Have you ever sat on the edge of a conversation between two experts in a jargon-filled field not our own? You recognize that the conversation is in English. You do not recognize all of the words. Some of the words sound familiar but seem to have non-standard meanings. Unless you are really motivated, you soon stop paying attention.
That is where building systems are today. LON, BACnet, KNX, and others might as well be in Mandarin as far as Enterprise IT is concerned. When Building System providers produce Web Services, it is as if they switched to English, but highly technical English, laced with jargon, and demanding deep domain knowledge to understand. Controls companies say “We tried, and it failed.” It would be more accurate to say that they did the quickest, dirtiest translation they could.

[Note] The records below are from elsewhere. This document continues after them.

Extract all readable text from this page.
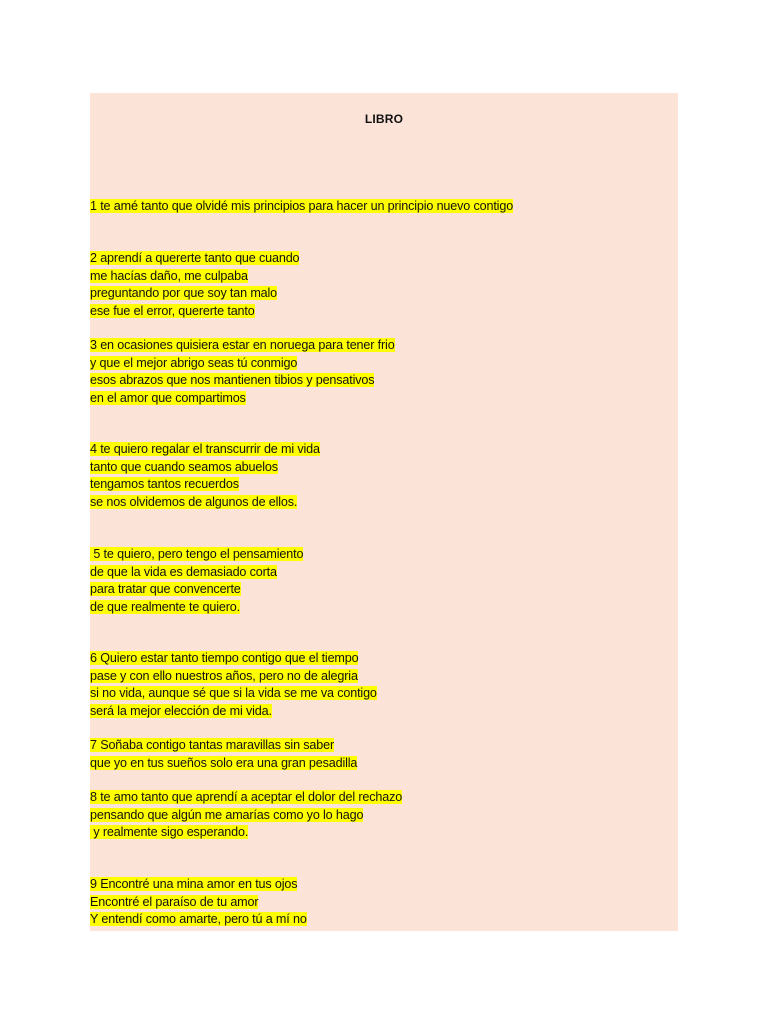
LIBRO
1 te amé tanto que olvidé mis principios para hacer un principio nuevo contigo
2 aprendí a quererte tanto que cuando
me hacías daño, me culpaba
preguntando por que soy tan malo
ese fue el error, quererte tanto
3 en ocasiones quisiera estar en noruega para tener frio
y que el mejor abrigo seas tú conmigo
esos abrazos que nos mantienen tibios y pensativos
en el amor que compartimos
4 te quiero regalar el transcurrir de mi vida
tanto que cuando seamos abuelos
tengamos tantos recuerdos
se nos olvidemos de algunos de ellos.
5 te quiero, pero tengo el pensamiento
de que la vida es demasiado corta
para tratar que convencerte
de que realmente te quiero.
6 Quiero estar tanto tiempo contigo que el tiempo
pase y con ello nuestros años, pero no de alegria
si no vida, aunque sé que si la vida se me va contigo
será la mejor elección de mi vida.
7 Soñaba contigo tantas maravillas sin saber
que yo en tus sueños solo era una gran pesadilla
8 te amo tanto que aprendí a aceptar el dolor del rechazo
pensando que algún me amarías como yo lo hago
y realmente sigo esperando.
9 Encontré una mina amor en tus ojos
Encontré el paraíso de tu amor
Y entendí como amarte, pero tú a mí no
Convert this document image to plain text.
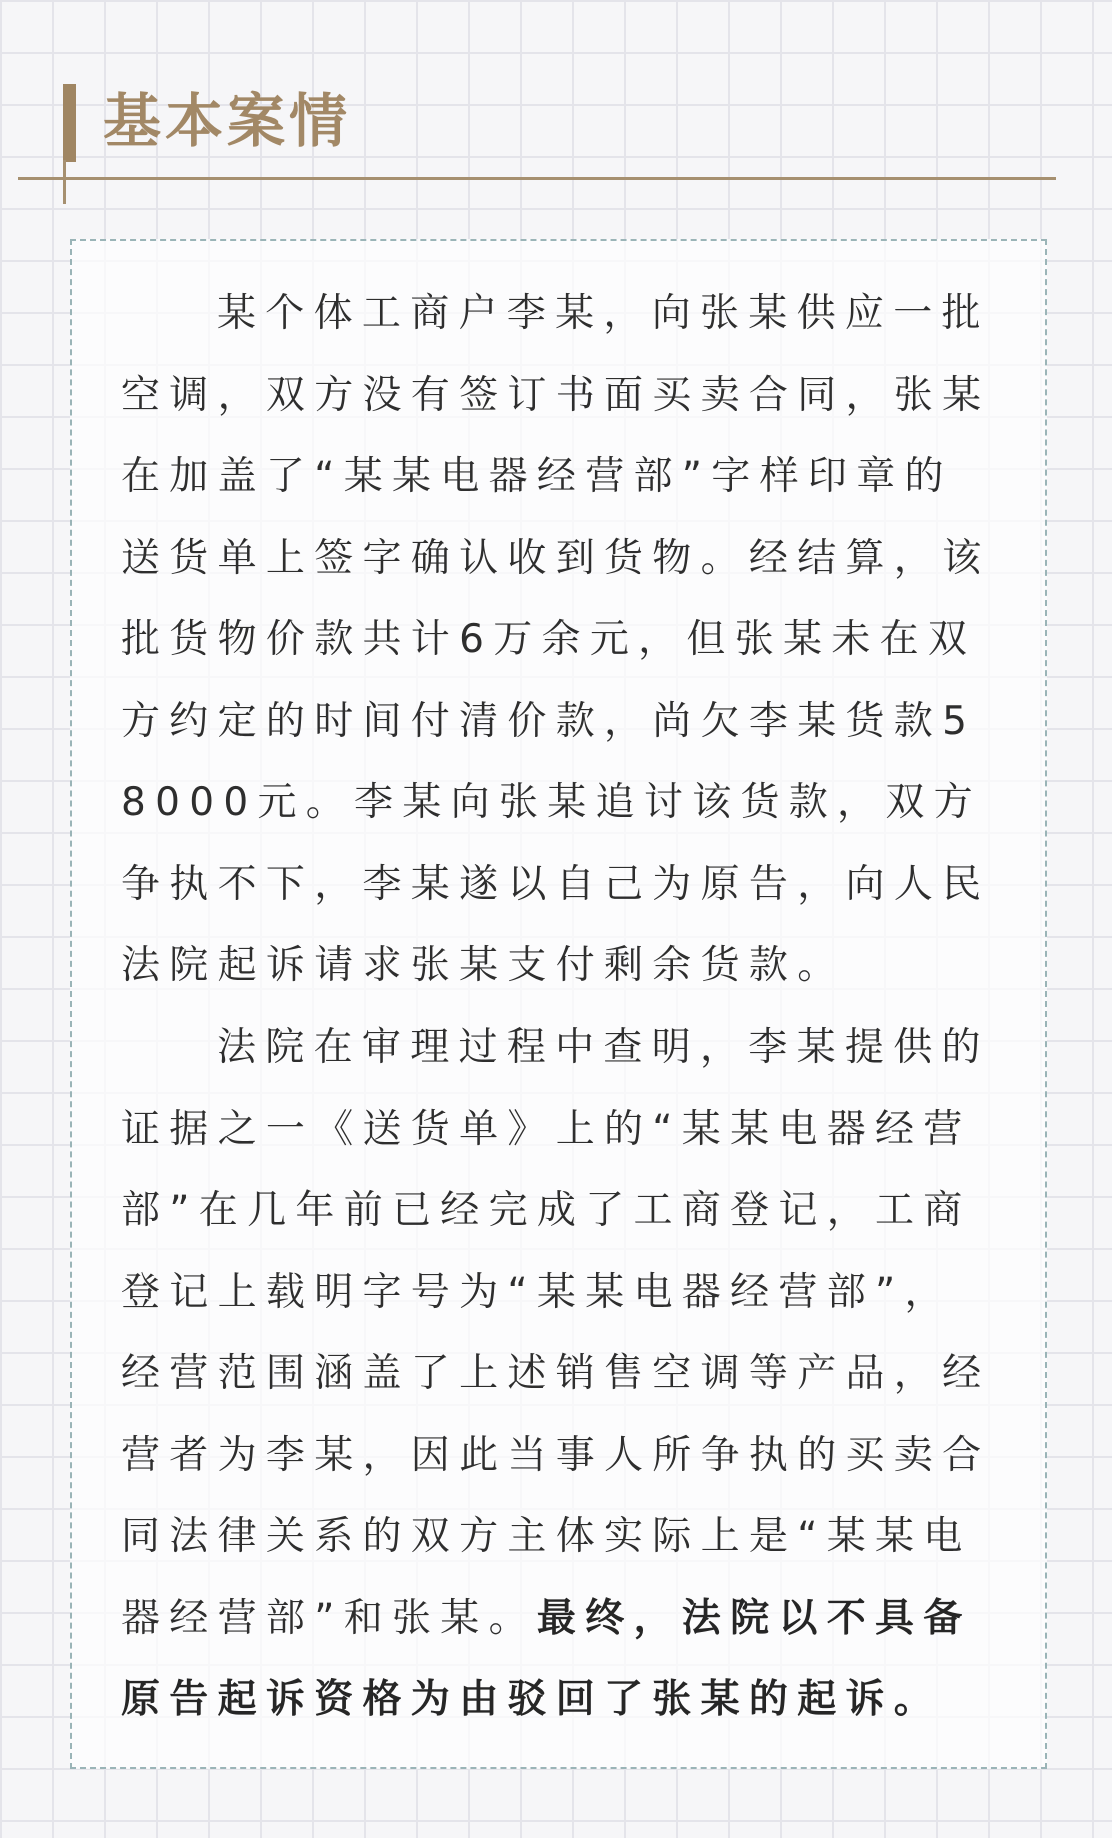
基本案情

某个体工商户李某，向张某供应一批空调，双方没有签订书面买卖合同，张某在加盖了“某某电器经营部”字样印章的送货单上签字确认收到货物。经结算，该批货物价款共计6万余元，但张某未在双方约定的时间付清价款，尚欠李某货款58000元。李某向张某追讨该货款，双方争执不下，李某遂以自己为原告，向人民法院起诉请求张某支付剩余货款。

法院在审理过程中查明，李某提供的证据之一《送货单》上的“某某电器经营部”在几年前已经完成了工商登记，工商登记上载明字号为“某某电器经营部”，经营范围涵盖了上述销售空调等产品，经营者为李某，因此当事人所争执的买卖合同法律关系的双方主体实际上是“某某电器经营部”和张某。最终，法院以不具备原告起诉资格为由驳回了张某的起诉。
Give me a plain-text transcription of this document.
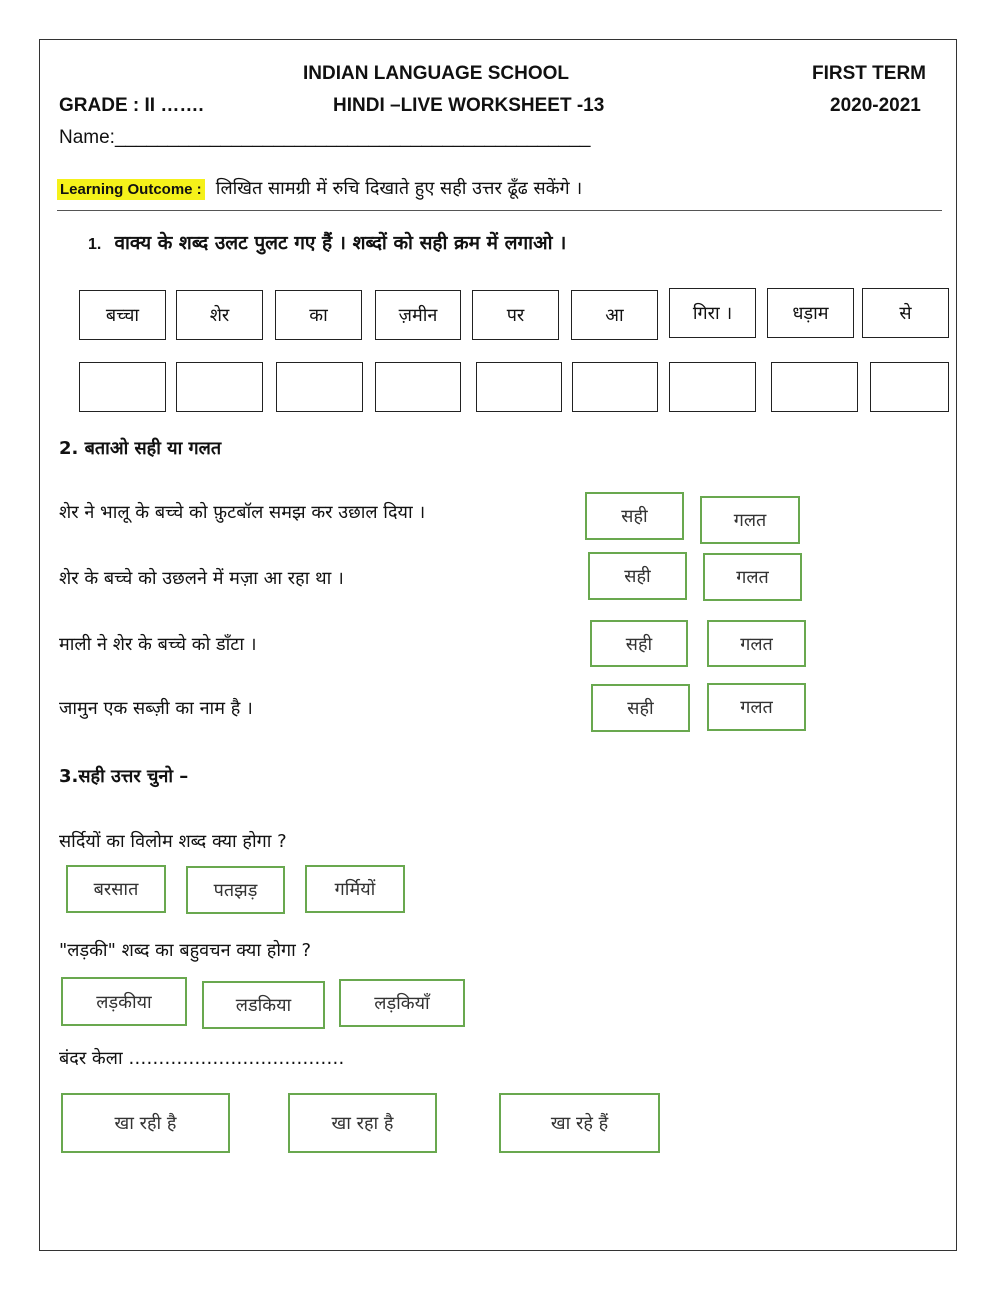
INDIAN LANGUAGE SCHOOL	FIRST TERM
GRADE : II …….	HINDI –LIVE WORKSHEET -13	2020-2021
Name:_____________________________________________
Learning Outcome : लिखित सामग्री में रुचि दिखाते हुए सही उत्तर ढूँढ सकेंगे ।
1. वाक्य के शब्द उलट पुलट गए हैं । शब्दों को सही क्रम में लगाओ ।
बच्चा	शेर	का	ज़मीन	पर	आ	गिरा ।	धड़ाम	से
2. बताओ सही या गलत
शेर ने भालू के बच्चे को फ़ुटबॉल समझ कर उछाल दिया ।	सही	गलत
शेर के बच्चे को उछलने में मज़ा आ रहा था ।	सही	गलत
माली ने शेर के बच्चे को डाँटा ।	सही	गलत
जामुन एक सब्ज़ी का नाम है ।	सही	गलत
3.सही उत्तर चुनो –
सर्दियों का विलोम शब्द क्या होगा ?
बरसात	पतझड़	गर्मियों
"लड़की" शब्द का बहुवचन क्या होगा ?
लड़कीया	लडकिया	लड़कियाँ
बंदर केला ………………………………
खा रही है	खा रहा है	खा रहे हैं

None of these companies would dream of using on on-line internet language translator for their marketing brochures. Yet that is all they have done with their web services. These systems need to go beyond translating their low voltage protocols to XML—they need to translate their engineering processes into business services.
My friend Keith Gipson has all the retro-commissioning business he can handle right now, driven Energy Companies in Southern California. He will launch into descriptions of the last generation “Enterprise Systems” that are both chilling and hilarious. Somewhere in the narrative there is always a paragraph similar to: “So we found the three year old control system in a locked closet on the third floor, running Windows 98…we think it had been frozen up for months”
I cannot imagine ever considering a computer running Windows 98 as being enterprise ready. I don’t think even Microsoft ever marketed Windows 98 as an enterprise operating system. The controls companies that used Windows 98 until recently did so because it was the most recent operating system they could find with no standards for security or system protection that might change the way that they had always written programs. And as Windows 98 was always un-securable, it owners had no choice but to isolate it from the network and lock it in the closet.
Today’s Building Systems use web services are like they used Windows 98. They have made some sort of pro-forma nod toward mainstream systems. It is neither effective nor useful. Without security, the Windows 98 PC could not safely be connected to any network with other systems. Without service oriented abstraction and the useful security models they enable the new web services cannot interact effectively with enterprise systems.
Despite all, they remain invisible and uncontrollable because inscrutable. No one wants to pay for that.